I spoke recently about strategic sustainability to members of the Silicon Valley Leadership Group, a 350-company business association here in the heart of innovation. During the Q&A period, one of the sustainability directors attending asked for a short recipe of what companies should be thinking and doing.
It’s telling that even among this group of dedicated sustainability leaders at companies dedicated to sustainability, there are still questions about just how they should proceed. In the interest of giving everyone a leg up, below is my six-ingredient recipe:
- Think about "What Business Are You Really In?" What’s the real value proposition you’re offering to your customers? Not the physical artifact you’re in the habit of producing, but the actual benefit they gain from using it. That’s the business you’re really in; now think about how you can deliver that benefit with less footprint, less product — or no product at all.
- Think big. Think bold. When problems seem gigantic, the opportunities are gigantic too. The challenge we face — nothing less than transforming the economy of our entire planet in one generation. — is huge. And it offers once-a-century economic opportunities as well. We need to reinvent the way we do everything — energy, transport, buildings… Think about it: one man, Steve Jobs, transformed four industries (computers, movies, music, telecommunications) in the last 20 years. What if you took on just one?
- Be realistic. Not in the spirit-limiting, imagination-sapping way most people mean, but simply this way: Pay attention to physical reality — and to what’s required for real solutions, not band-aids. Heed the laws of nature, distilled from the nearly 4 billion years of open source R&D conducted for us by earth’s living systems.
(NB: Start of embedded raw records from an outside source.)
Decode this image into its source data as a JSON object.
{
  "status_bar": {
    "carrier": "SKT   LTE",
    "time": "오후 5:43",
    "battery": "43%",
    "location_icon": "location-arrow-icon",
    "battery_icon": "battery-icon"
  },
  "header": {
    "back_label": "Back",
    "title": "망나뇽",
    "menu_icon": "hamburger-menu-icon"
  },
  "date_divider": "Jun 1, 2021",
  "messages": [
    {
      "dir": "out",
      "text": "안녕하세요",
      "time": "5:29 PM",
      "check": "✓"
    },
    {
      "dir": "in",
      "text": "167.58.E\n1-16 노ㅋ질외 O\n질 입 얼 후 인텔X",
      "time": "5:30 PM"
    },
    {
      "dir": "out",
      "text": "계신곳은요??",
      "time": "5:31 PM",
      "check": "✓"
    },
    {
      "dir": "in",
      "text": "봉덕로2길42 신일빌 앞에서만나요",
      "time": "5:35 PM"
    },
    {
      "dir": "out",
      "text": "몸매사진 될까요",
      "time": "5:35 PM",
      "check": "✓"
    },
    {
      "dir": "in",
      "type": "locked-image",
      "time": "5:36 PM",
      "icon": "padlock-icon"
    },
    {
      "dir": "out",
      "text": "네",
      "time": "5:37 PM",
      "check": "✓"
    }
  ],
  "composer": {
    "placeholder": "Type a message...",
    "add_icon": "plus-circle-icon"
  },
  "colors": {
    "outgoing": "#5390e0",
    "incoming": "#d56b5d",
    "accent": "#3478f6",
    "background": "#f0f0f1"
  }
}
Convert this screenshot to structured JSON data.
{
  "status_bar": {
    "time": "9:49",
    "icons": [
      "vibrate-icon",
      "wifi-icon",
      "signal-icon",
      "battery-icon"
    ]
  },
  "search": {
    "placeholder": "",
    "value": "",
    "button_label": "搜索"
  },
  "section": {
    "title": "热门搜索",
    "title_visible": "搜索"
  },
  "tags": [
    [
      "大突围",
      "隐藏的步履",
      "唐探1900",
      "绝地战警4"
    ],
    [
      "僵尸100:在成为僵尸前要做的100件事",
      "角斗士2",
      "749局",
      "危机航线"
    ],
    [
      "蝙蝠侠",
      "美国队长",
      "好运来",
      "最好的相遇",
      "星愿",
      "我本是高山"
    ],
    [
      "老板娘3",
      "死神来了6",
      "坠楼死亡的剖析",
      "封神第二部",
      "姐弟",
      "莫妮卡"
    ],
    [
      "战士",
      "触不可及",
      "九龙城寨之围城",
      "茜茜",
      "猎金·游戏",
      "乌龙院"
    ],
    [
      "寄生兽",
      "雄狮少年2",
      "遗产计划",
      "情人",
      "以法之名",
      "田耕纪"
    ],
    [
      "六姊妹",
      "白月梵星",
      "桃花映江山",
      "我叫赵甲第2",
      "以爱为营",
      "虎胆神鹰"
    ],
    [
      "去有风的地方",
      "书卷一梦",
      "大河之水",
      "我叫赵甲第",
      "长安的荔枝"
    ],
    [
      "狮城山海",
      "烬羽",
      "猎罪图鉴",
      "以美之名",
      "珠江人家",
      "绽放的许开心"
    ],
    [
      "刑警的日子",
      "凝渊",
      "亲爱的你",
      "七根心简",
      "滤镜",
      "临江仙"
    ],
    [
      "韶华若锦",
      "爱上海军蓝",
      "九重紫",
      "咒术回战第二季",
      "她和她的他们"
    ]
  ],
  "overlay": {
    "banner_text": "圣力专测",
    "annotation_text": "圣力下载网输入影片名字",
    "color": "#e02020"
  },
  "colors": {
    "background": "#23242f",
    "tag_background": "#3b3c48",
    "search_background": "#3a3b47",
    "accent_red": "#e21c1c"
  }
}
You can’t repeal them, and you can’t break them; you can only break yourself against them. So you might as well go along with them.
- Everyone, Everything, Early. This aphorism from Bill Reed — Engage Everyone, and consider Everything, as Early in the process in the design process as possible — is key to what W. Ross Ashby called "requisite variety" some 60 years ago, and is in turn the key to effective integrative design> and to innovation that costs less, not more, than business as usual.
- Measure what matters — including your carbon footprint, resource productivity and product-to-non-product ratio. And keep two sets of books — again, not in the sense that some people mean, but in this sense: one set using standard accounting practices, and one incorporating full ecological accounting, as Puma recently did (and discovered a potential 25 percent hit to their EBITDA).
- Provide a clear line of sight that connects each person’s actions with their impacts, and with the company’s actions, impacts and goals. When people can see the impacts of their actions they experiment and learn, and do a much better job of managing themselves. The process: generative feedback. The result: more engagement, faster innovation, flatter hierarchies, more responsive organizations — what Ernest Lowe gracefully dubbed "autonomy in a coherent whole" — which invites another recipe — this one for effective self-organization and self-management in a world moving far too fast for top down organizations to survive and thrive.